Em consonância com a Organização Mundial da Saúde (OMS),9 atualmente o excesso de peso é uma problemática de saúde pública de extrema relevância.  No Brasil, seguindo a tendência mundial, observa-se um aumento na prevalência do excesso de peso, tanto na população adulta, quanto na infantil. Logo, o sobrepeso e a obesidade ainda na infância estão associados aos fatores extrínsecos como a renda familiar, o grau de escolaridade e a propaganda maciça de alimentos industrializados.7-8,10

Em contrapartida, ressalta-se que em certas regiões do território brasileiro o cenário oposto também é presente. De acordo com um estudo realizado na Região Norte do país, especificamente entre as crianças da etnia Yanomami, foi identificada uma alta taxa de desnutrição crônica, que ultrapassou os 80%. Dessa forma, acredita-se que a irregularidade alimentar brasileira está intrinsecamente ligada às condições socioeconômicas, culturais, sanitárias e comportamentais.11-12

No que diz respeito à importância da antropometria, diferentes evidências indicam que o déficit antropométrico pode impactar, sobremaneira, o crescimento e desenvolvimento infantil, sendo a desnutrição e seus fatores associados um retrato que compromete significativamente o crescimento físico e o desenvolvimento cognitivo das crianças, principalmente, daquelas menores de um ano de idade. Um estudo nacional demonstrou que a desnutrição é responsável por expressivo número de internações hospitalares no Brasil, especialmente entre crianças menores de um ano, destacando as consequências como atraso no crescimento e comprometimento neurológico.1-2,8-10

 Complementarmente, outro estudo sobre os determinantes da desnutrição infantil no Brasil evidenciou que os fatores estruturais, como baixo nível de escolaridade dos pais e assistência pré-natal inadequada, contribuem diretamente para a persistência da desnutrição infantil, afetando negativamente o desenvolvimento global da criança.
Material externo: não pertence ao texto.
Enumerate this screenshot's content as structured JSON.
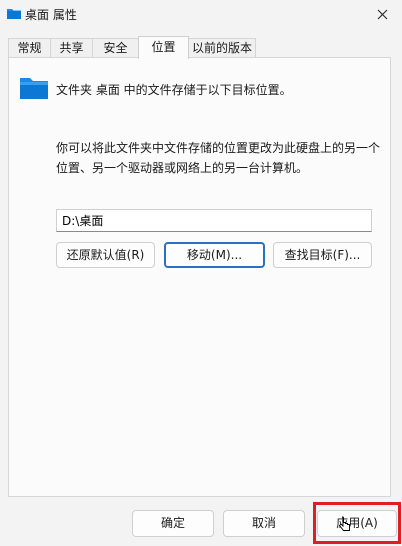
{
  "window": {
    "title": "桌面 属性",
    "icon": "folder-icon"
  },
  "tabs": [
    {
      "label": "常规",
      "active": false
    },
    {
      "label": "共享",
      "active": false
    },
    {
      "label": "安全",
      "active": false
    },
    {
      "label": "位置",
      "active": true
    },
    {
      "label": "以前的版本",
      "active": false
    }
  ],
  "location": {
    "header": "文件夹 桌面 中的文件存储于以下目标位置。",
    "description": "你可以将此文件夹中文件存储的位置更改为此硬盘上的另一个位置、另一个驱动器或网络上的另一台计算机。",
    "path_value": "D:\\桌面",
    "restore_label": "还原默认值(R)",
    "move_label": "移动(M)...",
    "find_target_label": "查找目标(F)..."
  },
  "footer": {
    "ok_label": "确定",
    "cancel_label": "取消",
    "apply_label": "应用(A)"
  },
  "colors": {
    "accent": "#2f6fbd",
    "highlight": "#e21c23",
    "folder": "#0a78d4"
  }
}
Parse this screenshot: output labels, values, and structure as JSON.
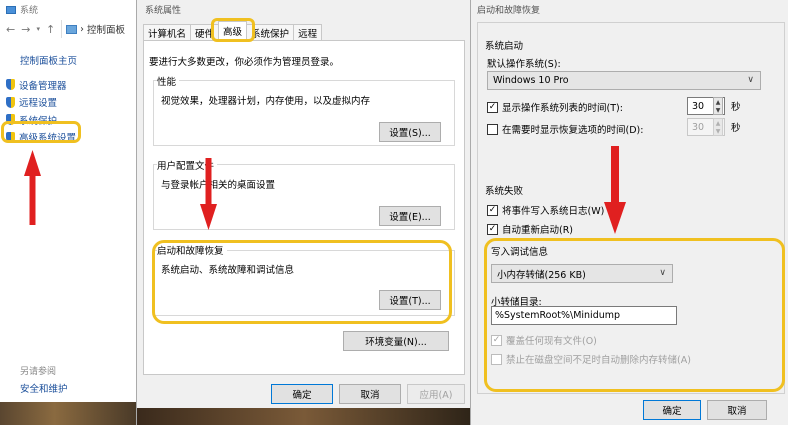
{
  "control_panel": {
    "window_title": "系统",
    "breadcrumb": "控制面板",
    "home_link": "控制面板主页",
    "links": [
      "设备管理器",
      "远程设置",
      "系统保护",
      "高级系统设置"
    ],
    "see_also": "另请参阅",
    "see_also_links": [
      "安全和维护"
    ]
  },
  "system_properties": {
    "window_title": "系统属性",
    "tabs": [
      "计算机名",
      "硬件",
      "高级",
      "系统保护",
      "远程"
    ],
    "active_tab": "高级",
    "admin_note": "要进行大多数更改，你必须作为管理员登录。",
    "groups": [
      {
        "label": "性能",
        "desc": "视觉效果，处理器计划，内存使用，以及虚拟内存",
        "button": "设置(S)..."
      },
      {
        "label": "用户配置文件",
        "desc": "与登录帐户相关的桌面设置",
        "button": "设置(E)..."
      },
      {
        "label": "启动和故障恢复",
        "desc": "系统启动、系统故障和调试信息",
        "button": "设置(T)..."
      }
    ],
    "env_button": "环境变量(N)...",
    "ok": "确定",
    "cancel": "取消",
    "apply": "应用(A)"
  },
  "startup_recovery": {
    "window_title": "启动和故障恢复",
    "startup_section": "系统启动",
    "default_os_label": "默认操作系统(S):",
    "default_os_value": "Windows 10 Pro",
    "show_os_list_label": "显示操作系统列表的时间(T):",
    "show_os_list_checked": true,
    "show_os_list_value": "30",
    "show_recovery_label": "在需要时显示恢复选项的时间(D):",
    "show_recovery_checked": false,
    "show_recovery_value": "30",
    "seconds_unit": "秒",
    "failure_section": "系统失败",
    "write_event_label": "将事件写入系统日志(W)",
    "write_event_checked": true,
    "auto_restart_label": "自动重新启动(R)",
    "auto_restart_checked": true,
    "debug_section": "写入调试信息",
    "debug_type_value": "小内存转储(256 KB)",
    "dump_dir_label": "小转储目录:",
    "dump_dir_value": "%SystemRoot%\\Minidump",
    "overwrite_label": "覆盖任何现有文件(O)",
    "overwrite_checked": true,
    "disable_autodelete_label": "禁止在磁盘空间不足时自动删除内存转储(A)",
    "disable_autodelete_checked": false,
    "ok": "确定",
    "cancel": "取消"
  },
  "colors": {
    "highlight": "#f0c020",
    "arrow": "#e02020",
    "link": "#1a4e9a"
  }
}
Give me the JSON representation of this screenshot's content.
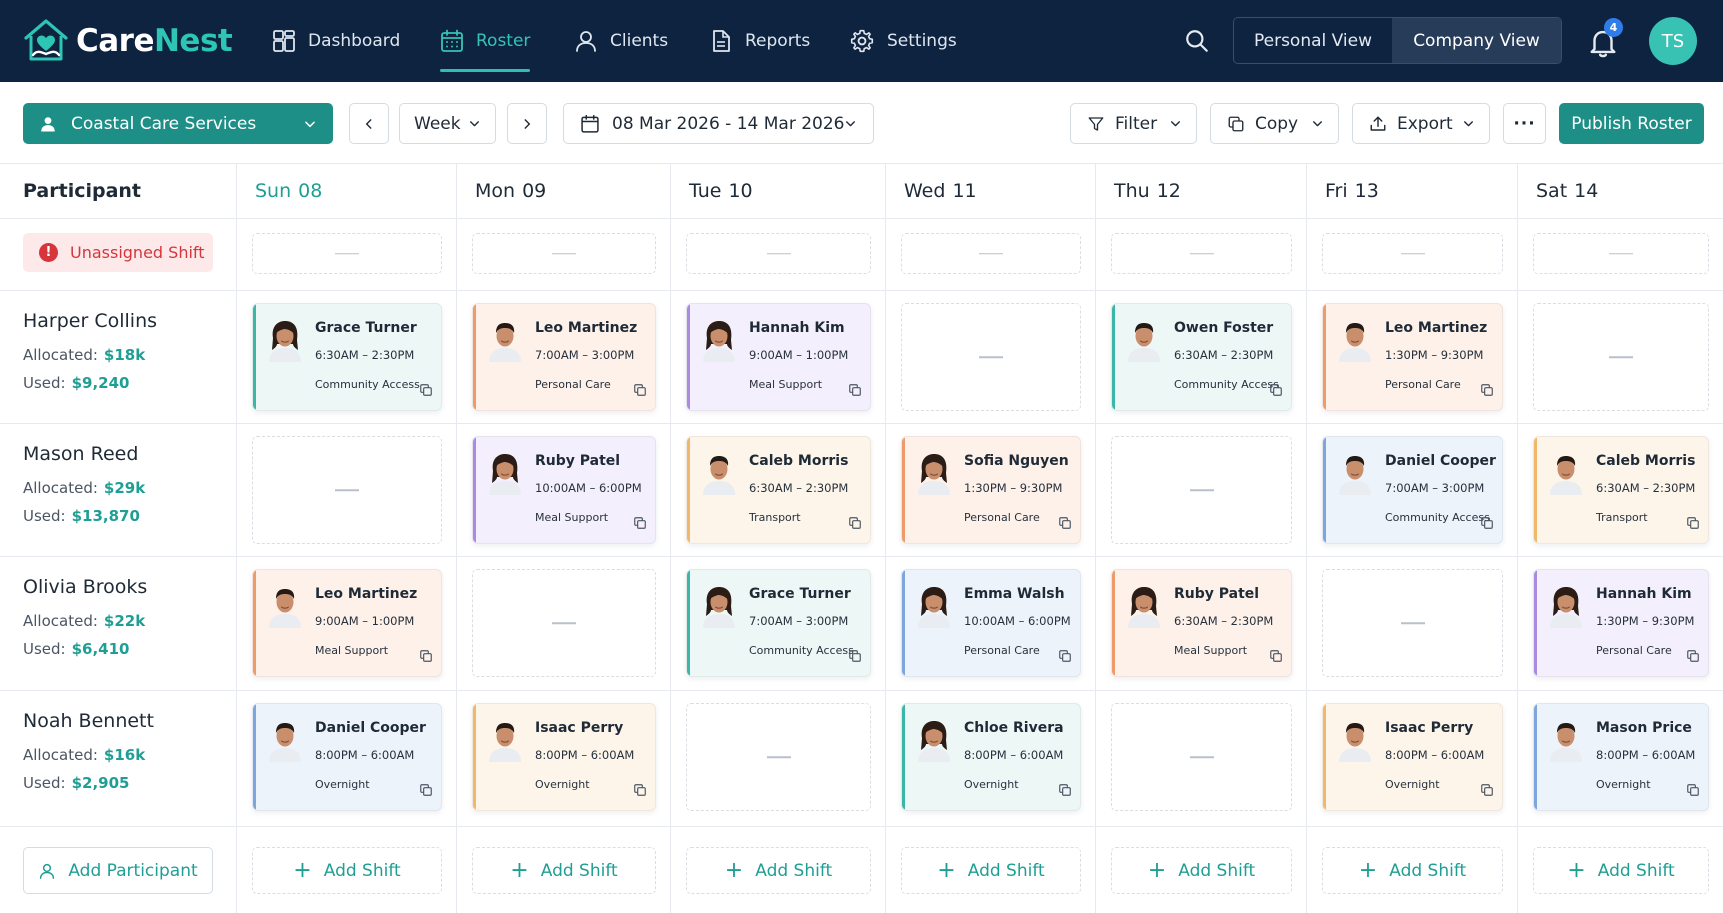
{
  "brand": {
    "name_part1": "Care",
    "name_part2": "Nest",
    "accent": "#2dc5b4",
    "header_bg": "#0e2340"
  },
  "nav": [
    {
      "label": "Dashboard",
      "icon": "dashboard-icon",
      "active": false
    },
    {
      "label": "Roster",
      "icon": "calendar-icon",
      "active": true
    },
    {
      "label": "Clients",
      "icon": "user-icon",
      "active": false
    },
    {
      "label": "Reports",
      "icon": "document-icon",
      "active": false
    },
    {
      "label": "Settings",
      "icon": "gear-icon",
      "active": false
    }
  ],
  "header": {
    "view_personal": "Personal View",
    "view_company": "Company View",
    "selected_view": "Company View",
    "notification_count": "4",
    "avatar_initials": "TS"
  },
  "toolbar": {
    "organization": "Coastal Care Services",
    "range_mode": "Week",
    "date_range": "08 Mar 2026 - 14 Mar 2026",
    "filter": "Filter",
    "copy": "Copy",
    "export": "Export",
    "more": "···",
    "publish": "Publish Roster"
  },
  "grid": {
    "participant_header": "Participant",
    "unassigned_label": "Unassigned Shift",
    "days": [
      {
        "dow": "Sun",
        "date": "08",
        "today": true
      },
      {
        "dow": "Mon",
        "date": "09",
        "today": false
      },
      {
        "dow": "Tue",
        "date": "10",
        "today": false
      },
      {
        "dow": "Wed",
        "date": "11",
        "today": false
      },
      {
        "dow": "Thu",
        "date": "12",
        "today": false
      },
      {
        "dow": "Fri",
        "date": "13",
        "today": false
      },
      {
        "dow": "Sat",
        "date": "14",
        "today": false
      }
    ],
    "allocated_label": "Allocated:",
    "used_label": "Used:",
    "add_participant": "Add Participant",
    "add_shift": "Add Shift",
    "rows": [
      {
        "participant": "Harper Collins",
        "allocated": "$18k",
        "used": "$9,240",
        "shifts": [
          {
            "worker": "Grace Turner",
            "time": "6:30AM – 2:30PM",
            "type": "Community Access",
            "color": "teal",
            "face": "f"
          },
          {
            "worker": "Leo Martinez",
            "time": "7:00AM – 3:00PM",
            "type": "Personal Care",
            "color": "orange",
            "face": "m"
          },
          {
            "worker": "Hannah Kim",
            "time": "9:00AM – 1:00PM",
            "type": "Meal Support",
            "color": "purple",
            "face": "f"
          },
          null,
          {
            "worker": "Owen Foster",
            "time": "6:30AM – 2:30PM",
            "type": "Community Access",
            "color": "teal",
            "face": "m"
          },
          {
            "worker": "Leo Martinez",
            "time": "1:30PM – 9:30PM",
            "type": "Personal Care",
            "color": "orange",
            "face": "m"
          },
          null
        ]
      },
      {
        "participant": "Mason Reed",
        "allocated": "$29k",
        "used": "$13,870",
        "shifts": [
          null,
          {
            "worker": "Ruby Patel",
            "time": "10:00AM – 6:00PM",
            "type": "Meal Support",
            "color": "purple",
            "face": "f"
          },
          {
            "worker": "Caleb Morris",
            "time": "6:30AM – 2:30PM",
            "type": "Transport",
            "color": "peach",
            "face": "m"
          },
          {
            "worker": "Sofia Nguyen",
            "time": "1:30PM – 9:30PM",
            "type": "Personal Care",
            "color": "orange",
            "face": "f"
          },
          null,
          {
            "worker": "Daniel Cooper",
            "time": "7:00AM – 3:00PM",
            "type": "Community Access",
            "color": "blue",
            "face": "m"
          },
          {
            "worker": "Caleb Morris",
            "time": "6:30AM – 2:30PM",
            "type": "Transport",
            "color": "peach",
            "face": "m"
          }
        ]
      },
      {
        "participant": "Olivia Brooks",
        "allocated": "$22k",
        "used": "$6,410",
        "shifts": [
          {
            "worker": "Leo Martinez",
            "time": "9:00AM – 1:00PM",
            "type": "Meal Support",
            "color": "orange",
            "face": "m"
          },
          null,
          {
            "worker": "Grace Turner",
            "time": "7:00AM – 3:00PM",
            "type": "Community Access",
            "color": "teal",
            "face": "f"
          },
          {
            "worker": "Emma Walsh",
            "time": "10:00AM – 6:00PM",
            "type": "Personal Care",
            "color": "blue",
            "face": "f"
          },
          {
            "worker": "Ruby Patel",
            "time": "6:30AM – 2:30PM",
            "type": "Meal Support",
            "color": "orange",
            "face": "f"
          },
          null,
          {
            "worker": "Hannah Kim",
            "time": "1:30PM – 9:30PM",
            "type": "Personal Care",
            "color": "purple",
            "face": "f"
          }
        ]
      },
      {
        "participant": "Noah Bennett",
        "allocated": "$16k",
        "used": "$2,905",
        "shifts": [
          {
            "worker": "Daniel Cooper",
            "time": "8:00PM – 6:00AM",
            "type": "Overnight",
            "color": "blue",
            "face": "m"
          },
          {
            "worker": "Isaac Perry",
            "time": "8:00PM – 6:00AM",
            "type": "Overnight",
            "color": "peach",
            "face": "m"
          },
          null,
          {
            "worker": "Chloe Rivera",
            "time": "8:00PM – 6:00AM",
            "type": "Overnight",
            "color": "teal",
            "face": "f"
          },
          null,
          {
            "worker": "Isaac Perry",
            "time": "8:00PM – 6:00AM",
            "type": "Overnight",
            "color": "peach",
            "face": "m"
          },
          {
            "worker": "Mason Price",
            "time": "8:00PM – 6:00AM",
            "type": "Overnight",
            "color": "blue",
            "face": "m"
          }
        ]
      }
    ]
  }
}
Essas pesquisas sustentam a importância da vigilância antropométrica como ferramenta de identificação precoce de déficits nutricionais e de formulação de políticas públicas voltadas à primeira infância, sendo fundamentais as políticas públicas integradas, especialmente entre as áreas de saúde, educação e desenvolvimento social, para promover um desenvolvimento infantil saudável e sustentável.13

No âmbito das políticas públicas, cumpre destacar a relevância de iniciativas brasileiras que tocam o crescimento e desenvolvimento infantil. O Programa Saúde na Escola (PSE) constitui uma estratégia intersetorial entre os setores da saúde e da educação, voltada à promoção da saúde e prevenção de agravos entre os estudantes da rede pública. A antropometria infantil, nesse contexto, é uma ferramenta que permite a identificação precoce de distúrbios como a desnutrição, o sobrepeso e a obesidade. A realização sistemática de medidas como peso, altura e Índice de Massa Corporal (IMC) no ambiente escolar, conforme preconiza o PSE, favorece o monitoramento do crescimento infantil e subsidiava ações preventivas e educativas. Além disso, os dados antropométricos obtidos podem orientar intervenções nutricionais mais assertivas e contribuir para o planejamento de políticas públicas voltadas à melhoria das condições de saúde e nutrição das crianças em idade escolar.9,14

A obtenção de dados antropométricos confiáveis e de qualidade depende de atualizações permanentes dos profissionais que a realizam e, nesse tocante, destaca-se “O Guia Alimentar para Crianças Brasileiras Menores de 2 Anos”, publicado pelo Ministério da Saúde. Consiste em um guia de orientações baseadas em evidências sobre as práticas alimentares adequadas e saudáveis nos primeiros anos de vida. A integração entre as diretrizes do guia alimentar e o acompanhamento antropométrico é essencial para a detecção precoce de desvios nutricionais, como a desnutrição ou o excesso de peso, possibilitando intervenções oportunas e promovendo o pleno desenvolvimento infantil com base em uma alimentação adequada desde os primeiros anos de vida.14

Logo, essa conjuntura reforça a importância do monitoramento contínuo e sistemático do crescimento infantil, munida de materiais de referência e as melhores evidências disponíveis, uma vez que as intervenções precoces em alterações vistas nessa fase são capazes de propiciar melhorias às condições de subnutrição ou de obesidade.15 A avaliação antropométrica, assim, é um método de investigação que avalia o processo humano dinâmico e contínuo, que tem como característica, as mudanças no tamanho e na aparência corporal.4

Tal estratégia destaca-se pela ampla aplicabilidade em diversas faixas etárias, pelo baixo custo e o fato de não ser uma ação invasiva, tornando-se imprescindível, uma vez que fomenta a promoção e a proteção da saúde da criança.15

Destarte, os profissionais de saúde são responsáveis por realizar a avaliação antropométrica no contexto escolar e o enfermeiro que atua no campo da Atenção Primária à Saúde (APS), em virtude do seu amplo papel no desenvolvimento de ações preventivas, é de fundamental importância para detectar e intervir nos desvios nutricionais de crianças e adolescentes em idade escolar.16-17

Do exposto, é oportuno a realização de estudos que abordem o acompanhamento ao longo do tempo do estado nutricional de crianças matriculadas em creches e, ao mesmo tempo, possam gerar dados que subsidiem as ações interdisciplinares entre o enfermeiro e outros profissionais, voltadas ao desenvolvimento e o crescimento infantil, contribuindo para a transformação de realidades locais a partir de intervenções oportunas na primeira infância.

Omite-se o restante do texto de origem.